San Gabriele dell’Addolorata, Compatrono della Gioventù Cattolica Italiana
Quando nel numero 5 del 27 Maggio u. s. (1926) demmo l’annunzio faustissimo, che S. Gabriele era stato dichiarato ufficialmente Compatrono della Gioventù Cattolica Italiana, promettemmo di parlare – in seguito – diffusamente di questa gloria novella che circonda di luce ancor più smagliante, la soave figura del nostro Santo.
Oggi manteniamo la promessa. L’idea di far attribuire a S. Gabriele questo onore, sorta in noi da parecchio tempo, si fece ancor più viva all’epoca della Canonizzazione del Santo, nel 1920; ed anzi sin da allora se ne incominciarono le pratiche, soprattutto adoprandoci che S. Gabriele venisse dichiarato Patrono di alcuni gruppi regionali di associazioni giovanili, e titolare di molti circoli cattolici ed associazioni sportive; cosa che facilmente si ottenne, e sempre con unanime consenso ed entusiasmo dei giovani e dei dirigenti.
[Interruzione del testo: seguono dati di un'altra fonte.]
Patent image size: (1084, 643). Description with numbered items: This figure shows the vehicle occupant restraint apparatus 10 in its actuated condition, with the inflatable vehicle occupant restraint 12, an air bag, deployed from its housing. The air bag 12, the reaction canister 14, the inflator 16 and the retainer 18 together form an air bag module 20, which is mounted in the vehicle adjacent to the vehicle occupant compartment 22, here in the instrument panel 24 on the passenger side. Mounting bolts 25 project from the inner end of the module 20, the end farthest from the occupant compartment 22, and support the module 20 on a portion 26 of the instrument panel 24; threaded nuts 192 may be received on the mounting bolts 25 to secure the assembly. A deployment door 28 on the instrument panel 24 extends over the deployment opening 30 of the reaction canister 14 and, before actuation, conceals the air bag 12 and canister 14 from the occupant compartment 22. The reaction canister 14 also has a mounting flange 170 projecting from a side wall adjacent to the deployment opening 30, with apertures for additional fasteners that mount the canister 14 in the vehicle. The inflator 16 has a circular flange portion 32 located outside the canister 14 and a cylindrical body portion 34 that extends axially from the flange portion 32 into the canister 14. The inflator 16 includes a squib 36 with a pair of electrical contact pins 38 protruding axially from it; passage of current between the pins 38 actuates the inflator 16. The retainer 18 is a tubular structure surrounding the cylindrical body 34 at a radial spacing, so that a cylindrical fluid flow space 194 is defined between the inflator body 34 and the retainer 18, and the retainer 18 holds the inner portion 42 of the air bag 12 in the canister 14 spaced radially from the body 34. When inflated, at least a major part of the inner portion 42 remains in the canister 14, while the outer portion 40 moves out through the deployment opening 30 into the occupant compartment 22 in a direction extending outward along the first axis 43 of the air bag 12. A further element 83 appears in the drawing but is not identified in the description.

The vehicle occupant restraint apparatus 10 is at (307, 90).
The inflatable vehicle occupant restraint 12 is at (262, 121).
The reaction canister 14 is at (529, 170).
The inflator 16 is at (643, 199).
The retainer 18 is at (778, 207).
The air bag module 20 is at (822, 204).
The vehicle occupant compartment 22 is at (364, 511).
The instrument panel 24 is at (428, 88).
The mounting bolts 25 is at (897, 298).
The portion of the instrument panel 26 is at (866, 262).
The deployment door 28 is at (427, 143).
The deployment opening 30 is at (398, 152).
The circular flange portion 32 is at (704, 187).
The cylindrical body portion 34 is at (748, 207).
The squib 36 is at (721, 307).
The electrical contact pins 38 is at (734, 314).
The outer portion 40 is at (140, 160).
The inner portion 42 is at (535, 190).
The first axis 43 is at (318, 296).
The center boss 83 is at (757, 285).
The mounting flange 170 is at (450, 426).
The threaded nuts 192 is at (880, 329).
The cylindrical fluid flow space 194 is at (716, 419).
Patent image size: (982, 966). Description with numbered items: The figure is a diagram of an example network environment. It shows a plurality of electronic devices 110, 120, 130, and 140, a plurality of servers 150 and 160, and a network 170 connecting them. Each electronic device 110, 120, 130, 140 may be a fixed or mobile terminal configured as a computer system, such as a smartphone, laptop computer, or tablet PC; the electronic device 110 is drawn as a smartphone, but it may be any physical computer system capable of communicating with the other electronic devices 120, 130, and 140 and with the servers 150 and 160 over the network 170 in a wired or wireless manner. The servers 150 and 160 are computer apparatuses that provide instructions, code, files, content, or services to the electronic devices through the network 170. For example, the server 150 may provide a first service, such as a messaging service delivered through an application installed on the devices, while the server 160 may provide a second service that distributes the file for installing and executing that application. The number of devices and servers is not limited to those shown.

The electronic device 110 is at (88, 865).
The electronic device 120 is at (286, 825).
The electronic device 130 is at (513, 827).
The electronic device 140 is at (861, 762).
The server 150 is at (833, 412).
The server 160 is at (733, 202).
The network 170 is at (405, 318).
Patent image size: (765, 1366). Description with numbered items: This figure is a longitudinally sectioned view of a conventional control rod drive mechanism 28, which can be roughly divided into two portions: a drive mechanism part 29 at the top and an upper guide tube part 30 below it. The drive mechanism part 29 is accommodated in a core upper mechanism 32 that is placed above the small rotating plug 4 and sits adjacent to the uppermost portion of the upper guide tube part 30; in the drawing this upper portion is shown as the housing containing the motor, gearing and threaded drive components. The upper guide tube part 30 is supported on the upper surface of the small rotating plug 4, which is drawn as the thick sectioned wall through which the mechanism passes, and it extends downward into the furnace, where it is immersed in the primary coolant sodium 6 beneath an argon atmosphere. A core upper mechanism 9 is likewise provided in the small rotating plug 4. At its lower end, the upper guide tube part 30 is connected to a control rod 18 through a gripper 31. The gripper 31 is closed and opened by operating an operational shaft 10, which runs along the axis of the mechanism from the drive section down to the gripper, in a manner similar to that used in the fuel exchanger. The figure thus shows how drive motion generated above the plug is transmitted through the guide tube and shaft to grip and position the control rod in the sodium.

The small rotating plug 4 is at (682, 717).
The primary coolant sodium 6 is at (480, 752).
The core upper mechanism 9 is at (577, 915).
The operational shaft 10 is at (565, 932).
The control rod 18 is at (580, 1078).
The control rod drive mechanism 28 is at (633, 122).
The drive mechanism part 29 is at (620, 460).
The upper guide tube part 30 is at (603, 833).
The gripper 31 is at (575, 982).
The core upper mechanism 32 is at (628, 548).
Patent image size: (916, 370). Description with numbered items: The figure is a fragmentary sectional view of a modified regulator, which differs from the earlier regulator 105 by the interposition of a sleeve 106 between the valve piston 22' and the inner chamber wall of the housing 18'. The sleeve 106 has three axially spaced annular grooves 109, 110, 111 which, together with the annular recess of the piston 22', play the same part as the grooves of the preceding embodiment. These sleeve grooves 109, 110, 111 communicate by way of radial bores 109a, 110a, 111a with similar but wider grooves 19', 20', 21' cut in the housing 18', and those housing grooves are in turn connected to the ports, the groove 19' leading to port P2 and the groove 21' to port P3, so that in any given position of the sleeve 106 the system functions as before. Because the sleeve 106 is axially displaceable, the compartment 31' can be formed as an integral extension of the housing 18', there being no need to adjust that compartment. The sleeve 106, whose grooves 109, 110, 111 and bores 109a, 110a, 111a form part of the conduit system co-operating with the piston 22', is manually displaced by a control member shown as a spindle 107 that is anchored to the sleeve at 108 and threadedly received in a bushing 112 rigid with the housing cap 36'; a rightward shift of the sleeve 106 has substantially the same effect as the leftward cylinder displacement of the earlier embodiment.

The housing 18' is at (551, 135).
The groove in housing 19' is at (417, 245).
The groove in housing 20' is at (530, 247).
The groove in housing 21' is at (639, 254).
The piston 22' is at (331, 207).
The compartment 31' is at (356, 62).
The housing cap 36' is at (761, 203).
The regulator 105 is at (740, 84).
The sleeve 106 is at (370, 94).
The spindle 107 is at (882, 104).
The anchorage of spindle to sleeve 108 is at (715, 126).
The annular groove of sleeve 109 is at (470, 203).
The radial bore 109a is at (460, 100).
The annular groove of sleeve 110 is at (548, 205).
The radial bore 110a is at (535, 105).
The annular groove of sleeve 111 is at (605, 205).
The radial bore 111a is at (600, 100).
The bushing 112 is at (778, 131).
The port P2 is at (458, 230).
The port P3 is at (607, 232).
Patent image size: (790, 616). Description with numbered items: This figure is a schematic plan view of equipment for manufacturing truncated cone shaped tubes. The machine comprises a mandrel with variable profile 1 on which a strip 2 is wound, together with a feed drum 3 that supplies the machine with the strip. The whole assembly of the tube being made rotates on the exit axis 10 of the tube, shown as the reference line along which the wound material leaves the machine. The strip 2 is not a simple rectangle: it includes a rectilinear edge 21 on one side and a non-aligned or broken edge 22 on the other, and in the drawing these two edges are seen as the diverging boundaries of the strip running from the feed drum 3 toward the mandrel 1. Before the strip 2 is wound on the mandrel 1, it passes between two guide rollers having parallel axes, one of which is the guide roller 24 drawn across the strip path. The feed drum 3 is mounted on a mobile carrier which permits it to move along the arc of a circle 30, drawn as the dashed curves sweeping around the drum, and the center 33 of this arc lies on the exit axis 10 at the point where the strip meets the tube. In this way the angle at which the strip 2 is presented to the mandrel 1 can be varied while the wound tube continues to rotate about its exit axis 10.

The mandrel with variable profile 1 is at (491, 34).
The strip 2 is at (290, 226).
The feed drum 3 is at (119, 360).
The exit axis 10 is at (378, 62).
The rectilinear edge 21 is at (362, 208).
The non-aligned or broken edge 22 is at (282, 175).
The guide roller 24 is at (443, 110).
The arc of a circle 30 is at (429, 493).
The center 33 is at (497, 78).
Il Capitolo Generale dei Passionisti, adunato in Roma nel maggio dell’Anno Santo 1925, il giorno 13 dello stesso mese, 5° Anniversario della Canonizzazione di S. Gabriele, tra il plauso unanime dei Padri venuti da tutte le nostre Provincie sparse pel mondo intero, formulava anzi il voto seguente: “Ad accrescere sempre più il culto e la devozione dei popoli verso S. Gabriele dell’Addolorata, il ven. Capitolo accoglie volentieri la proposta di supplicare la S. Sede, perché il medesimo venga dichiarato Compatrono dei Circoli giovanili cattolici; e dà incarico alla Curia generalizia, dell’effettuazione del voto”.
Prima di raggiungere questo risultato, era ben giusto che la Gioventù Cattolica Italiana precedesse tutte le associazioni giovanili del mondo intero, nell’acclamare ed eleggere S. Gabriele dell’Addolorata come suo compatrono; e le ragioni di questa precedenza, sono ben facili a comprendersi.
Venne adunque presentata la proposta al Consiglio Superiore della G. C. I. e questo, adunato in Roma nella primavera scorsa, per compilare il nuovo Statuto secondo gli ordini della S. Sede, l’accoglieva con unanime consenso. Riferiamo in proposito la lettera che abbiamo ricevuto dall’Ill. e Rev. Mons. Domenico Tardini, Assistente Ecclesiastico Generale della G. C. I.: “Roma – 23 Dicembre 1926 – Rev. Padre; In risposta alla sua del 16 corrente mi affretto a significarle che S. Gabriele dell’Addolorata è ormai protettore della Gioventù Cattolica Italiana ed il suo nome è stato aggiunto nel 1º articolo degli statuti a quello degli altri Santi Protettori. La cosa si è conclusa molto facilmente.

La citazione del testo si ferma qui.